Food, gambling, etc. are all backed by hordes of brilliant well paid people trying to get you to ruin your life so they make money. On the other side is just regular people like us stressed out trying to survive.
This isn't some "freedom" issue, it's an incredibly huge power asymmetry and I think "we the people" need protection from these forces
For my part, I was horrified. I couldn't find a way to see some of these tricks the use as anything but a form of highly evolved confidence artistry. Legal con artistry, sure. But a legal scam is still a scam. Even if the people getting scammed never wise to the scam, it's still a scam.
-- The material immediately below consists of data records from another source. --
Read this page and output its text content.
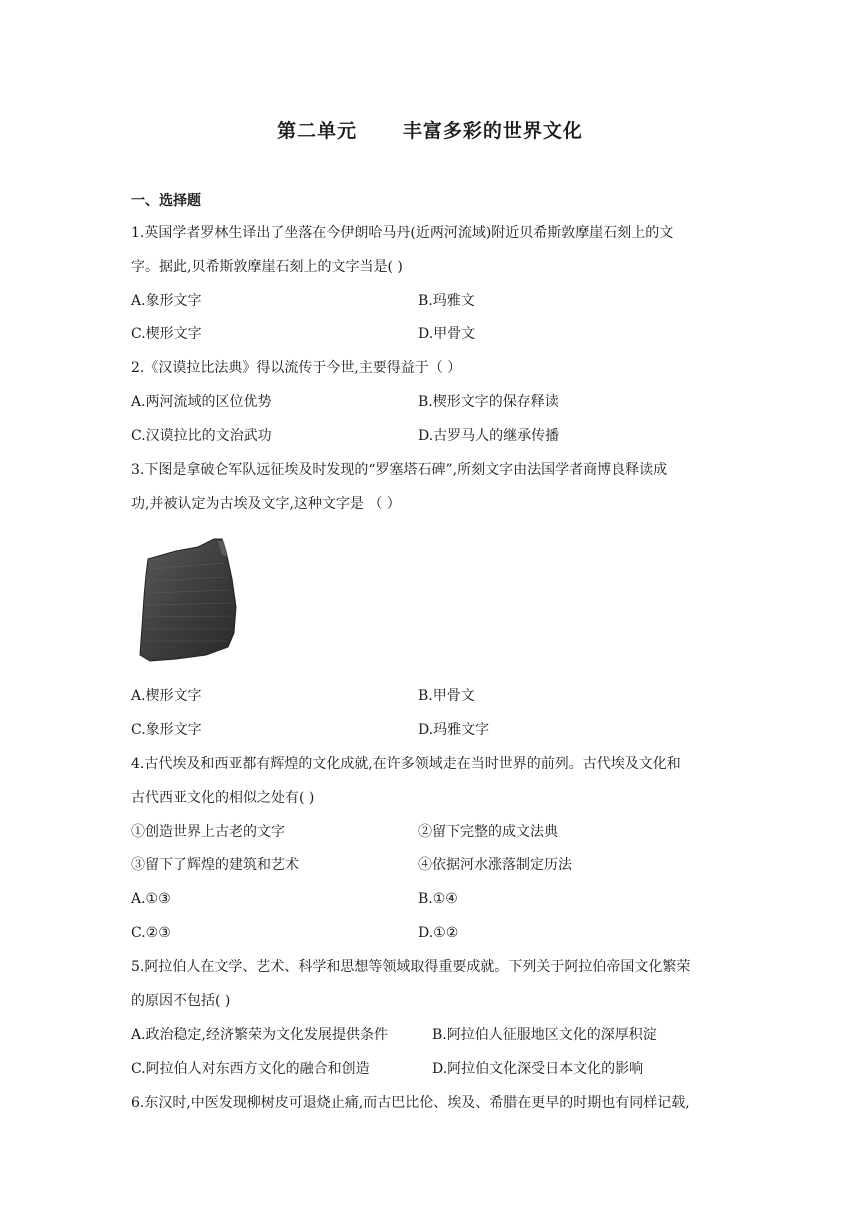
第二单元      丰富多彩的世界文化
一、选择题
1.英国学者罗林生译出了坐落在今伊朗哈马丹(近两河流域)附近贝希斯敦摩崖石刻上的文
字。据此,贝希斯敦摩崖石刻上的文字当是( )
A.象形文字	B.玛雅文
C.楔形文字	D.甲骨文
2.《汉谟拉比法典》得以流传于今世,主要得益于（ ）
A.两河流域的区位优势	B.楔形文字的保存释读
C.汉谟拉比的文治武功	D.古罗马人的继承传播
3.下图是拿破仑军队远征埃及时发现的“罗塞塔石碑”,所刻文字由法国学者商博良释读成
功,并被认定为古埃及文字,这种文字是 （ ）
A.楔形文字	B.甲骨文
C.象形文字	D.玛雅文字
4.古代埃及和西亚都有辉煌的文化成就,在许多领域走在当时世界的前列。古代埃及文化和
古代西亚文化的相似之处有( )
①创造世界上古老的文字	②留下完整的成文法典
③留下了辉煌的建筑和艺术	④依据河水涨落制定历法
A.①③	B.①④
C.②③	D.①②
5.阿拉伯人在文学、艺术、科学和思想等领域取得重要成就。下列关于阿拉伯帝国文化繁荣
的原因不包括( )
A.政治稳定,经济繁荣为文化发展提供条件	B.阿拉伯人征服地区文化的深厚积淀
C.阿拉伯人对东西方文化的融合和创造	D.阿拉伯文化深受日本文化的影响
6.东汉时,中医发现柳树皮可退烧止痛,而古巴比伦、埃及、希腊在更早的时期也有同样记载,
The arguments about tax revenues and suchlike don't make me feel any better about it. All I see in their success is a demonstration that a great many people will happily turn a blind eye to abusive behavior if they believe they can materially benefit from doing so. And, of course, they never do, anyway. The promises of professional con artists that our communities will benefit if we grant them imprimatur for their operations turned out to also be a scam. Con artists pulling a con; quelle surprise!
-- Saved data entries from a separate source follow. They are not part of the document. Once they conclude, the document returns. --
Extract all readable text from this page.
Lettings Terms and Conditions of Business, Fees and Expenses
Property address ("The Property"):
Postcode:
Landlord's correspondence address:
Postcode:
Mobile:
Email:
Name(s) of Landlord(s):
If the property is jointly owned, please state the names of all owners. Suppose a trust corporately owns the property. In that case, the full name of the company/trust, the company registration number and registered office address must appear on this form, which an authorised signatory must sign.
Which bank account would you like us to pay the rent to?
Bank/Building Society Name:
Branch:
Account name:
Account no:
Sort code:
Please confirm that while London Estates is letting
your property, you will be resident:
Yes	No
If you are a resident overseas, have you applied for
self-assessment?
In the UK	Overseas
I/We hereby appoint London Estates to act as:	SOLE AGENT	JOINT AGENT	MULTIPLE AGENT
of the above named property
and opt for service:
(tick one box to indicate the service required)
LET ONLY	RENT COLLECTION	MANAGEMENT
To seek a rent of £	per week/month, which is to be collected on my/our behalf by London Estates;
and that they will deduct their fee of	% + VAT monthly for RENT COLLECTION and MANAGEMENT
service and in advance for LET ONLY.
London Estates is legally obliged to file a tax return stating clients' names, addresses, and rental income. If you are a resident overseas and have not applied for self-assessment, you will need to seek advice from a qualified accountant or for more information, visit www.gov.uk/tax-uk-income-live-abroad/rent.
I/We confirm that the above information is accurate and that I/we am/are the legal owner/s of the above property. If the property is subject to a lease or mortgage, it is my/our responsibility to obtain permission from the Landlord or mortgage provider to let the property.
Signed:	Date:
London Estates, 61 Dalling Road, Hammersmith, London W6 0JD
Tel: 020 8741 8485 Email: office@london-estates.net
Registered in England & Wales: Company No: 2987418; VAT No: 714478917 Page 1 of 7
Reminds of the quote from Joshua the computer in War Games: "A strange game. The only winning move is not to play."
I am calling bullshit here. There's a popular narrative that we've somehow hacked the code of the human brain and can program people to do anything we want, against their will. Nonsense. The best you can do is move the needle a few percentage points across a statistically large number of humans. This is not something to worry about.
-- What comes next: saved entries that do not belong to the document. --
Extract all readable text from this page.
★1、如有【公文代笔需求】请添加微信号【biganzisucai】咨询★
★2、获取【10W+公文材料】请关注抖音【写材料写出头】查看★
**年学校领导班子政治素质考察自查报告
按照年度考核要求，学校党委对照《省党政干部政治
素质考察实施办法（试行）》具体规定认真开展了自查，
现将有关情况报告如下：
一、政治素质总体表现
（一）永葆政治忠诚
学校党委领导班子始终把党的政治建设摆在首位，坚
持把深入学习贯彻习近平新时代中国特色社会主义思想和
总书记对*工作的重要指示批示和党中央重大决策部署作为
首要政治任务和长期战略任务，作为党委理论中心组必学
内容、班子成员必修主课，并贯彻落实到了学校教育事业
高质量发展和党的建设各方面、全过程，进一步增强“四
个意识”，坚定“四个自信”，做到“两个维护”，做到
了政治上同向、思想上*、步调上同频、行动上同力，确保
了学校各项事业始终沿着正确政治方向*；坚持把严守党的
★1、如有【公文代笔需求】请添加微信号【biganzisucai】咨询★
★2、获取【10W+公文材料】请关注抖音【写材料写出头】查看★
You mean, by starting a big casino, hiring thousands of people, advertising all over, etc.? A small investment like that?
> The best you can do is move the needle a few percentage points across a statistically large number of humans.
That may be true, but a "few percentage points" is enough to create enormous profits, if you do what I said above. Giving the house a 54% advantage instead of 51% makes a big, big difference.
Customer acquisition and retention is still hard. Especially when you're not the only gambling parlor in town. You're selling an addictive product which is extremely effective over a population but you don't have a moat to make sure they're addicted to specifically you.
But government and society don't care about a specific business, they're counting the number of people addicted by the industry in total.
This thread is fun because the kind of black and white thinking neuro-spicy internet commentator on HN doesn't have an intellectual framework that can capture why alcohol, cannabis, and Oxy might be allowable but not heroine. And then an analyze gambling and sports betting in that framework. It's why the arguments keep circling forever.
And then your costs have to be less than that.